From a management perspective, the first priority is to use the existing parking supply more efficiently through consistent marking of spots, clear signage/information, zoning-based time limits, pricing/permits (where justified), and enforcement to increase turnover in the core area. Only where these measures remain insufficient, and where planning conditions allow, should targeted off-street additions be considered as a complementary long-term option.
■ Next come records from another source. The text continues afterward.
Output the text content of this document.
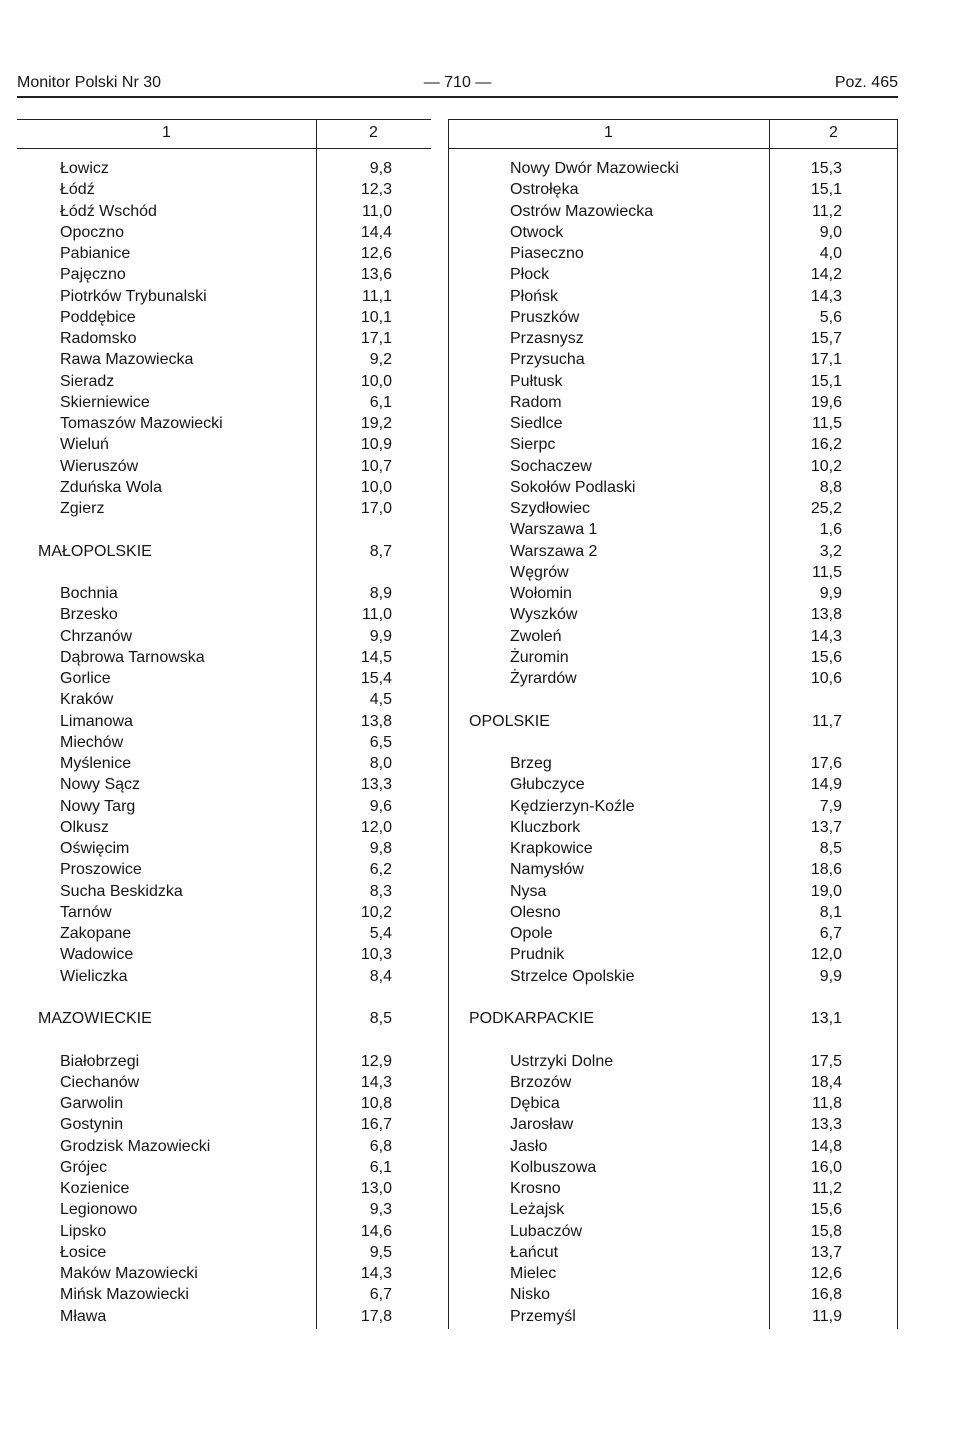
Monitor Polski Nr 30	— 710 —	Poz. 465
1	2
Łowicz	9,8
Łódź	12,3
Łódź Wschód	11,0
Opoczno	14,4
Pabianice	12,6
Pajęczno	13,6
Piotrków Trybunalski	11,1
Poddębice	10,1
Radomsko	17,1
Rawa Mazowiecka	9,2
Sieradz	10,0
Skierniewice	6,1
Tomaszów Mazowiecki	19,2
Wieluń	10,9
Wieruszów	10,7
Zduńska Wola	10,0
Zgierz	17,0
MAŁOPOLSKIE	8,7
Bochnia	8,9
Brzesko	11,0
Chrzanów	9,9
Dąbrowa Tarnowska	14,5
Gorlice	15,4
Kraków	4,5
Limanowa	13,8
Miechów	6,5
Myślenice	8,0
Nowy Sącz	13,3
Nowy Targ	9,6
Olkusz	12,0
Oświęcim	9,8
Proszowice	6,2
Sucha Beskidzka	8,3
Tarnów	10,2
Zakopane	5,4
Wadowice	10,3
Wieliczka	8,4
MAZOWIECKIE	8,5
Białobrzegi	12,9
Ciechanów	14,3
Garwolin	10,8
Gostynin	16,7
Grodzisk Mazowiecki	6,8
Grójec	6,1
Kozienice	13,0
Legionowo	9,3
Lipsko	14,6
Łosice	9,5
Maków Mazowiecki	14,3
Mińsk Mazowiecki	6,7
Mława	17,8
1	2
Nowy Dwór Mazowiecki	15,3
Ostrołęka	15,1
Ostrów Mazowiecka	11,2
Otwock	9,0
Piaseczno	4,0
Płock	14,2
Płońsk	14,3
Pruszków	5,6
Przasnysz	15,7
Przysucha	17,1
Pułtusk	15,1
Radom	19,6
Siedlce	11,5
Sierpc	16,2
Sochaczew	10,2
Sokołów Podlaski	8,8
Szydłowiec	25,2
Warszawa 1	1,6
Warszawa 2	3,2
Węgrów	11,5
Wołomin	9,9
Wyszków	13,8
Zwoleń	14,3
Żuromin	15,6
Żyrardów	10,6
OPOLSKIE	11,7
Brzeg	17,6
Głubczyce	14,9
Kędzierzyn-Koźle	7,9
Kluczbork	13,7
Krapkowice	8,5
Namysłów	18,6
Nysa	19,0
Olesno	8,1
Opole	6,7
Prudnik	12,0
Strzelce Opolskie	9,9
PODKARPACKIE	13,1
Ustrzyki Dolne	17,5
Brzozów	18,4
Dębica	11,8
Jarosław	13,3
Jasło	14,8
Kolbuszowa	16,0
Krosno	11,2
Leżajsk	15,6
Lubaczów	15,8
Łańcut	13,7
Mielec	12,6
Nisko	16,8
Przemyśl	11,9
In that case, the most space-efficient approach is to integrate parking into new developments (e.g., basement/underground garages within residential buildings or shopping centres), as already envisaged in local planning documents (City of Goražde, 2020), while noting implementation/compliance constraints highlighted by Hrelja et al. (2020).
Peak-period occupancy reaches up to 110.0% at hotspot sites (Table 5), while the hourly average across all surveyed facilities peaks at 86.2%. The resulting occupancy capacity proportionally causes an increased number of illegal parking lots, which further causes problems in the smooth running of other functions in the city, which are interconnected with the traffic function.
The parking policy and the parking space payment system are almost non-existent as a separate and detailed aspect through spatial planning, implementation, and strategic documentation that would conduct the strategic and planned development of the parking system, as well as the entire part of the traffic infrastructure from the technical aspect of parking lots. One of the main problems which needs to be tackled is to make a transition from a traditional to a modern approach in terms of rehabilitation, reconstruction, and modernisation of the arrangement and construction of parking areas that will meet all modern standards and needs of users in the most efficient way.